At the Red Cross, it costs about $1600 to deploy just one volunteer to a disaster area. That cost, as well as the supplies and provisions they provide survivors, are where your money goes. But they also need more volunteers.
Whenever there's a disaster, look for the helpers. Many of them will have that familiar Red Cross. More than two dozen Northeast Ohio disaster volunteers packed up and headed south to help those hit by Harvey. They'll spend a minimum of two weeks in mostly miserable conditions. But they provide comfort and hope to those who need it most.
"People are going to be stressed to the maximum amount," says Northeastern Ohio Red Cross Regional CEO Michael Parks. "Many of them have lost everything."
While financial help is greatly needed, so are additional volunteers. Training is provided and much of it focuses on compassion and empathy. "We spend a lot of time learning how to treat people in shelters," Parks adds.
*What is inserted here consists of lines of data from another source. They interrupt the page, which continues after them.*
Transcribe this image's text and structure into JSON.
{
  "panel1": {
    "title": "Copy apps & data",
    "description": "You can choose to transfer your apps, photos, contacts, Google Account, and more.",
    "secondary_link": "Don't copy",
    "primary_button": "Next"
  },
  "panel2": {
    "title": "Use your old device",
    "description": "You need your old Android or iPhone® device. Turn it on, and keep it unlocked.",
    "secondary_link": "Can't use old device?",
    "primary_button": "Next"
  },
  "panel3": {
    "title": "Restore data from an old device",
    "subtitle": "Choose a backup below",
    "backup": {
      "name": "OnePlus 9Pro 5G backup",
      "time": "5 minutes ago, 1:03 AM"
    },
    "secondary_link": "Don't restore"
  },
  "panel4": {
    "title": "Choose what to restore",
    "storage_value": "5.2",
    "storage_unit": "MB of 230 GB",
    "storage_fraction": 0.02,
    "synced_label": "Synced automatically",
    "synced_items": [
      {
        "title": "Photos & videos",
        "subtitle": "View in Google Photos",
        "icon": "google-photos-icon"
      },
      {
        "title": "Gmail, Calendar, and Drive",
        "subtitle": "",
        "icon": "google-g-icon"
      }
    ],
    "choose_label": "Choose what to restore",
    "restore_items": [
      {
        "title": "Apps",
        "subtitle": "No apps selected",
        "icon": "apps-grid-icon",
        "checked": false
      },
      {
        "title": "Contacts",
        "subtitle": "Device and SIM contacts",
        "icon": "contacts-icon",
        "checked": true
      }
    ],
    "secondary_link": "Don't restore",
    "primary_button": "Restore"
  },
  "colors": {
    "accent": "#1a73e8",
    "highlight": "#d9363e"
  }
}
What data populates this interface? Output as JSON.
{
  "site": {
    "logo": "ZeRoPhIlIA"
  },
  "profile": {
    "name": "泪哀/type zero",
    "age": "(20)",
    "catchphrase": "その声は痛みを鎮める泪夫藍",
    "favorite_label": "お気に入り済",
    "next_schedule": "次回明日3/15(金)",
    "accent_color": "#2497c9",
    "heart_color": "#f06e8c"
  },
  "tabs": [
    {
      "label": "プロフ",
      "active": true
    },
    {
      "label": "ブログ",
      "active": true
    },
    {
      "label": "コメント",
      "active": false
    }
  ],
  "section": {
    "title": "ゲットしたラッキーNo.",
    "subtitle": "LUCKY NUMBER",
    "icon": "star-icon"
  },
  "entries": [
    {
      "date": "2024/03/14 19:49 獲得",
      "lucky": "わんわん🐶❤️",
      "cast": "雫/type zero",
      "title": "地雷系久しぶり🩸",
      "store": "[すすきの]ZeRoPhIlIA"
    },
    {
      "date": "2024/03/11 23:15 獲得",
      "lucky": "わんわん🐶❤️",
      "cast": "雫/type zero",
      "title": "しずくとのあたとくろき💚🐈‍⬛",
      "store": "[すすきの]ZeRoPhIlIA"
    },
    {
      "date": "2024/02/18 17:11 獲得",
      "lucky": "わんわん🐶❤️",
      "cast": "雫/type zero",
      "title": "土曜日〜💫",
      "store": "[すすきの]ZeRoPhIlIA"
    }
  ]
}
Ideal candidates are those with backgrounds as:
- Emergency responders
- Medical professionals
- Mental health professionals
- Social workers
Volunteers wanting to go to Houston must be healthy and physically capable to deal with long, strenuous hours in adverse conditions.
If you don't have the time to volunteer or the money to send, there is something you can do. Donate blood because nowhere in the Houston area are they collecting right now and Northeast Ohio is in the midst of a blood shortage.
Harvey is far from over and recovery will take months.
"This is actually giving us some time to get people trained because we're going to be there for a long time," says Parks. "And the Red Cross isn't leaving while people still need help."
So if you think you have what it takes to be a Red Cross volunteer, call 216-431-3328 or send an email to NEOVolunteer@RedCross.org.
Depending on your capability and background, some could be trained this week or next and leave soon after. For those who can't travel to Houston, remember, every day in Northeast Ohio, three families lose a home to fire. The Red Cross volunteers respond to those too, and they need to replace those personnel sent to Texas.